Some general caveats related to discovery of potential NSCLC biomarkers are worth noting. First, the fact that a protein is associated with tumor tissue need not mean that it is specific for tumor tissue. For example, inflammation, extracellular matrix remodeling, hypoxia, and tissue necrosis accompanies tumor progression but also many other non-malignant conditions such as injury, wound healing or infection. Second, biomarkers we identified could reflect a difference in the ratio of cell types that constitute a tumor sample compared to that of the normal lung tissue. For example, if tumor tissue consists of cancer cell overgrowth, some of the biomarkers are expected to be specific for that cell type (in this case, epithelial cells), transformed or not. Similarly, if a tumor tissue sample is either more or less vascularized than the surrounding normal tissue, a change in the expression of endothelial cell-specific proteins may be observed. Indeed, we observed significantly lower concentrations of ESAM, a protein specific to endothelial cells, compared to matched, non-tumor tissue. We confirmed this histochemically, as shown in Figure 8, where we measured 35-fold more ESAM-positive endothelial cells in distant non-tumor tissue compared to tumor tissue. Finally, SOMAmers, like all affinity reagents, bind and recognize specific epitopes of target proteins generally in a conformation-dependent manner, and any particular measurement reflects the availability of that epitope.

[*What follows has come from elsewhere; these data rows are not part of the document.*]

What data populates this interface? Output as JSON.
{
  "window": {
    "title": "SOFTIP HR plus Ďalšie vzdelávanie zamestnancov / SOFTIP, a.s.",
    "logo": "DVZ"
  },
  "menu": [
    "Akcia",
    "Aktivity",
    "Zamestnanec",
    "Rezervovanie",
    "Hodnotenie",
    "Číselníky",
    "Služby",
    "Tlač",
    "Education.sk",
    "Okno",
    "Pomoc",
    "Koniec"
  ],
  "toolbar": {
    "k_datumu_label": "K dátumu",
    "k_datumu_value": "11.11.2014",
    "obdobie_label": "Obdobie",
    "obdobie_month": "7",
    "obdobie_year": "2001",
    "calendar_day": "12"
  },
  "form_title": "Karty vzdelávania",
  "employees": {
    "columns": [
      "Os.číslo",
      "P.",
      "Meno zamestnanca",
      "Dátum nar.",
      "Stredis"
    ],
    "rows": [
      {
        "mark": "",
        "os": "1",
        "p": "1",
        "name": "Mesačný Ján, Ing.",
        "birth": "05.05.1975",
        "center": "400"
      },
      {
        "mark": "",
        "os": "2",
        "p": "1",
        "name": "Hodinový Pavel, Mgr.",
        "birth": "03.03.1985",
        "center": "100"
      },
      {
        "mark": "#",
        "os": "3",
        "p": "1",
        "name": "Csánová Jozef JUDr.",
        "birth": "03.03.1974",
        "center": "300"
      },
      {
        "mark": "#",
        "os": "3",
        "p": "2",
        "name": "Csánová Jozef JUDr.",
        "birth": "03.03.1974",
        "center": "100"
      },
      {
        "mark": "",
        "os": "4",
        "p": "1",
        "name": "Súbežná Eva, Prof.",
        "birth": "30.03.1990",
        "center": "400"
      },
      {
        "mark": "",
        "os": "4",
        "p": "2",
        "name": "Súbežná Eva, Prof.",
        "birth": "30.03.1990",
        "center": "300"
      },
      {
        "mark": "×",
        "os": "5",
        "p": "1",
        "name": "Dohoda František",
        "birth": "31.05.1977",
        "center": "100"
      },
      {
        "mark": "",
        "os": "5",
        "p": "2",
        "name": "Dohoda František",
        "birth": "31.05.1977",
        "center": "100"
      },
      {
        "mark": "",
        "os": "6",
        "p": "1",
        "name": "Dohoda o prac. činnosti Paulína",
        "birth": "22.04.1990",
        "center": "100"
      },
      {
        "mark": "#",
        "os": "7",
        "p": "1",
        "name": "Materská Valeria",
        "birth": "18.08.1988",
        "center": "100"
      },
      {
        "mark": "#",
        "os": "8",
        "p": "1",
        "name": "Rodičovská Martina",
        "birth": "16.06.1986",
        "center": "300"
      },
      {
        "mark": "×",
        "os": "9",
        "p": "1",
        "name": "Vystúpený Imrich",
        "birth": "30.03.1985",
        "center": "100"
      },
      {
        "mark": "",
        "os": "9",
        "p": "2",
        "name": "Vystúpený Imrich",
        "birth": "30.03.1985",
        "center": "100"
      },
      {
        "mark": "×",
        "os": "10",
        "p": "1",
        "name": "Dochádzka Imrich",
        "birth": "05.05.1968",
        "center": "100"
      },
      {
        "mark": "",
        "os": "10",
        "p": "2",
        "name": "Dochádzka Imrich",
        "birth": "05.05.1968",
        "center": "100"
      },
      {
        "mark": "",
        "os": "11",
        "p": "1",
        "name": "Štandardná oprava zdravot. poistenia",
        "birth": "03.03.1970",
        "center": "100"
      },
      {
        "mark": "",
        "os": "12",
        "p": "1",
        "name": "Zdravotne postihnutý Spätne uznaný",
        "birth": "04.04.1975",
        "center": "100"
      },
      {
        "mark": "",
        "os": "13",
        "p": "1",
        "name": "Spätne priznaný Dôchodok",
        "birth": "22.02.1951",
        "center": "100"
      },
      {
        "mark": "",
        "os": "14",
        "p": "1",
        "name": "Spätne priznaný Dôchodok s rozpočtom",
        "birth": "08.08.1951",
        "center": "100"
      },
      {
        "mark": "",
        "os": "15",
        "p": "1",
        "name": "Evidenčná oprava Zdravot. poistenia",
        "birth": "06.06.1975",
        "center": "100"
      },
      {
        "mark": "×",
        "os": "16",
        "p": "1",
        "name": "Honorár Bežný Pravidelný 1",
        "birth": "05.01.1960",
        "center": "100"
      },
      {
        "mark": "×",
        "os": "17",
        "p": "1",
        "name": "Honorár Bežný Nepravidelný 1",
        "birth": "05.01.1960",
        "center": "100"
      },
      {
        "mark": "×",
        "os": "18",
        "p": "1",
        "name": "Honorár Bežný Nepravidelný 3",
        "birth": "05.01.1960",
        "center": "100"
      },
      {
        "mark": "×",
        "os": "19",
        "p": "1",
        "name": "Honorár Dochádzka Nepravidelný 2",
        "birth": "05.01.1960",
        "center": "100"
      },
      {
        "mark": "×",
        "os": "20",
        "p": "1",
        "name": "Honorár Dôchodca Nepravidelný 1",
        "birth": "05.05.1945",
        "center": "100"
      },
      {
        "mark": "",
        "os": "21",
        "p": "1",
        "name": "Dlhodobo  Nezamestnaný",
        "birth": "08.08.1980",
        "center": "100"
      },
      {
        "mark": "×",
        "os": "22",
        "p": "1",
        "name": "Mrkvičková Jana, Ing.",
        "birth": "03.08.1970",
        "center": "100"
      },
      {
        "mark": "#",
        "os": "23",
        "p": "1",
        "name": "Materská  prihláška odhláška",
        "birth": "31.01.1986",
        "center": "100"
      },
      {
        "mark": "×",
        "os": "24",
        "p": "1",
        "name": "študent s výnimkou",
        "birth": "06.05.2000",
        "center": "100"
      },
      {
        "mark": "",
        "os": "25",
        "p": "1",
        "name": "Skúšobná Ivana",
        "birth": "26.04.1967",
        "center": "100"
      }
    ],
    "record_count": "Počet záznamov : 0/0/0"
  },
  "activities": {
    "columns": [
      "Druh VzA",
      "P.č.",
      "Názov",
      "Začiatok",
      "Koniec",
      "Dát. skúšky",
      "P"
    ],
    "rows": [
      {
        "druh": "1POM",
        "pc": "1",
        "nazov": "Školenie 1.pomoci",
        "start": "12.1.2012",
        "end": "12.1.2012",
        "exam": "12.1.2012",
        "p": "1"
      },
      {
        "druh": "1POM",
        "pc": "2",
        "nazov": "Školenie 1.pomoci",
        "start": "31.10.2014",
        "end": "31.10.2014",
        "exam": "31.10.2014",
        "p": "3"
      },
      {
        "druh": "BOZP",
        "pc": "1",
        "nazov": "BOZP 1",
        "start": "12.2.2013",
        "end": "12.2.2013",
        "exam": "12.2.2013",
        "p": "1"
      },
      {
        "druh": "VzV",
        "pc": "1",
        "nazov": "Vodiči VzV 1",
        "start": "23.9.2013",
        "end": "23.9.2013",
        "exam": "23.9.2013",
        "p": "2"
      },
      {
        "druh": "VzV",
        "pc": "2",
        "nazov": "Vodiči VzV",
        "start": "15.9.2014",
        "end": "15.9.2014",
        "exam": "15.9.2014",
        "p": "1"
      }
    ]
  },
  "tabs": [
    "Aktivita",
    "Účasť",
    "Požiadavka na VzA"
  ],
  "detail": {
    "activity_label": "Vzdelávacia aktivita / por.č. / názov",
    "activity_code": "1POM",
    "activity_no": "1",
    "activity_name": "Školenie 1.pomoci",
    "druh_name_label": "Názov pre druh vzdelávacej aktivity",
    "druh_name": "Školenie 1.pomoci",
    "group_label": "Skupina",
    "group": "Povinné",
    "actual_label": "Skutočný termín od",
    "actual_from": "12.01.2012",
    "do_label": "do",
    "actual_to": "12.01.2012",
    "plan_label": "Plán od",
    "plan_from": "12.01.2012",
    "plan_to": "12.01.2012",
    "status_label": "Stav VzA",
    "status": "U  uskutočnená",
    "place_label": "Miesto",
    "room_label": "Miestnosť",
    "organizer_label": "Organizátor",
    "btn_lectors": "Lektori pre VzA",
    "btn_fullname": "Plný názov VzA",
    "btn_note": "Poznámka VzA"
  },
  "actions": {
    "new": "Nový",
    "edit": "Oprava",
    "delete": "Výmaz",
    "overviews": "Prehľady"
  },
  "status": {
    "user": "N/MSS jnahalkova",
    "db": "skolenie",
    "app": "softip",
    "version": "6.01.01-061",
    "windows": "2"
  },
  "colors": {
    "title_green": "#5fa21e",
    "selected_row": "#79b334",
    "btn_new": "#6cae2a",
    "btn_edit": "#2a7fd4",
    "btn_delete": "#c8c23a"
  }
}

ESAM staining is shown in lung tumor (A,C) and normal lung (B,D) distant from the tumor. Endothelial cells are visibly more abundant in the normal lung section, consistent with the high vascularity of normal lung. Raw images are shown in A and C, with ESAM-positive cells identified by the CellProfiler algorithm marked with a “1” in images B and D.
Comparison of NSCLC tissue and serum biomarkers
We have recently completed a NSCLC study  in which we analyzed 1,326 serum samples from four independent clinical study centers using the same proteomic platform and a protein menu nearly identical to the that used for tissue (813/820 proteins ). The study included patients diagnosed with pathologic or clinical stage I–III NSCLC and a control population with a history of long-term tobacco use, including active smokers and ex-smokers with at least 10 pack-years of cigarette smoking. Taking extensive precautions to account for pre-analytic variables, we identified 44 candidate biomarkers, and developed a 12-protein panel that distinguished NSCLC from controls with 91% sensitivity and 84% specificity in a training set, and 89% sensitivity and 83% specificity in a blinded, independent verification set. The availability of this database allows us to compare changes in protein expression in tissue and serum from NSCLC patients.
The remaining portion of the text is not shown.